Rejecting a request for a tolling agreement may not only change the landscape as to monetary payments, but as to any SEC equitable action.  One recent court case in the wake of Kokesh found that even non-monetary relief, such as “obey the law” injunctions and penny-stock bars can be punitive, and pursuant to 28 U.S.C. § 2462, untimely if not filed within five years.  See Securities and Exchange Commission v. Gentile, No. 16-1619, 2017 WL 6371301 (D.NJ. Dec. 13, 2017).  In Gentile, the district court dismissed an SEC complaint based on Kokesh, even where the SEC sought “equitable remedies” not including disgorgement.  Notably, the Enforcement Manual instructs staff otherwise, stating “certain claims are not subject to the five-year statute of limitations under Section 2462, including claims for injunctive relief.”  SEC Enforcement Manual § 3.1.2 (2017) (emphasis added).  Finally, in line with the reasoning in Gentile, the D.C. Circuit recently remanded a case, instructing the Commission to determine whether Kokesh is relevant to its analysis in affirming a FINRA order barring an individual’s registration or association with FINRA affiliated members.  See Saad v.
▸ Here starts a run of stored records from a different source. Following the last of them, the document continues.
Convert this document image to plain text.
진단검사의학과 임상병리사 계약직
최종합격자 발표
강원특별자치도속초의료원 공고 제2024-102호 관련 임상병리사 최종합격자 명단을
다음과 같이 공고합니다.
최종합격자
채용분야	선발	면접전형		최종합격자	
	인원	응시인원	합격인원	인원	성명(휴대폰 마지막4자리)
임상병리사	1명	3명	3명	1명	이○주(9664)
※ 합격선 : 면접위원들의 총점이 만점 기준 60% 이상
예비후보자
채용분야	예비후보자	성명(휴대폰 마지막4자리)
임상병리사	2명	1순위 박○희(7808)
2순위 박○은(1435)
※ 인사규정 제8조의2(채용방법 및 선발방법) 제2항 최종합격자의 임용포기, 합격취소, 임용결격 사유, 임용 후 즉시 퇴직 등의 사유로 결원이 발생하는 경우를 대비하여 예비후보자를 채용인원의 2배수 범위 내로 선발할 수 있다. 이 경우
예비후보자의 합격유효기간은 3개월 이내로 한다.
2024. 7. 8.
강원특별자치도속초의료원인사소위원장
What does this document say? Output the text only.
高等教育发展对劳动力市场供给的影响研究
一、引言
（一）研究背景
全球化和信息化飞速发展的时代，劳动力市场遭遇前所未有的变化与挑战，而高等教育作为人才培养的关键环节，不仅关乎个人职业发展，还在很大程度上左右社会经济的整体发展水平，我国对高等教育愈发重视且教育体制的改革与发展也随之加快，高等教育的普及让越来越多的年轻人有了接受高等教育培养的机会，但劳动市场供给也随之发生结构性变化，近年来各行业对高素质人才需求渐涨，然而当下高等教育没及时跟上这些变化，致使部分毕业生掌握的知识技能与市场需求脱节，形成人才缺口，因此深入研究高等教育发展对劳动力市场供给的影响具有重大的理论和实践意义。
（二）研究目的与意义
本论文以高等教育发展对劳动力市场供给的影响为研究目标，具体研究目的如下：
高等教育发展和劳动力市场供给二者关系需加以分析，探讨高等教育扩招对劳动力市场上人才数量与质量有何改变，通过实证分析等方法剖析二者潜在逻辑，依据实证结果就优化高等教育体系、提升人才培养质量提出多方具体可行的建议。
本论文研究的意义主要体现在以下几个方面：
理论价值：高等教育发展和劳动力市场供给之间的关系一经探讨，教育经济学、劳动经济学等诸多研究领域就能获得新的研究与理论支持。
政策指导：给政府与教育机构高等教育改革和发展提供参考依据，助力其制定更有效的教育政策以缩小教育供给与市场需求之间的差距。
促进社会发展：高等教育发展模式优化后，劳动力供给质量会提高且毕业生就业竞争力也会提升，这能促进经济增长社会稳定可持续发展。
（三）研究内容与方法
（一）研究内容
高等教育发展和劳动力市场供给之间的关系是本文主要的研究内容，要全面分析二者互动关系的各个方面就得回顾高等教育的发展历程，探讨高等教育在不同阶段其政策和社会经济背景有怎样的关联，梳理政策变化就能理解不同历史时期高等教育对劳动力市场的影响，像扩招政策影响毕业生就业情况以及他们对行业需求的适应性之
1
Securities and Exchange Commission, 873 F.3d 297 (D.C. Cir. 2017).  While the issue in Saad was not one related to a statute of limitations, it further illustrates that type of non-monetary relief that could be considered punitive and therefore subject to Kokesh’s limitations.

Although it is still early, Kokesh will clearly have a significant impact on SEC enforcement actions, especially if more courts follow the reasoning of Saad and Gentile.  In theory, Kokesh should impact both individuals and corporations.  Whether that proves true or not depends largely on how emboldened those under SEC investigation really are by these rulings.  If putative defendants continue to fear that refusing a tolling agreement will jeopardize settlement negotiations and result in an unnecessary SEC enforcement action, then Kokesh and Gabelli will not ultimately change the landscape in the vast majority of SEC enforcement actions.  However, given the benefit of time and additional rulings like Saad and Gentile, the SEC should face increased pressure to justify, in the way of concrete benefits and narrowed scope, requests for tolling agreements.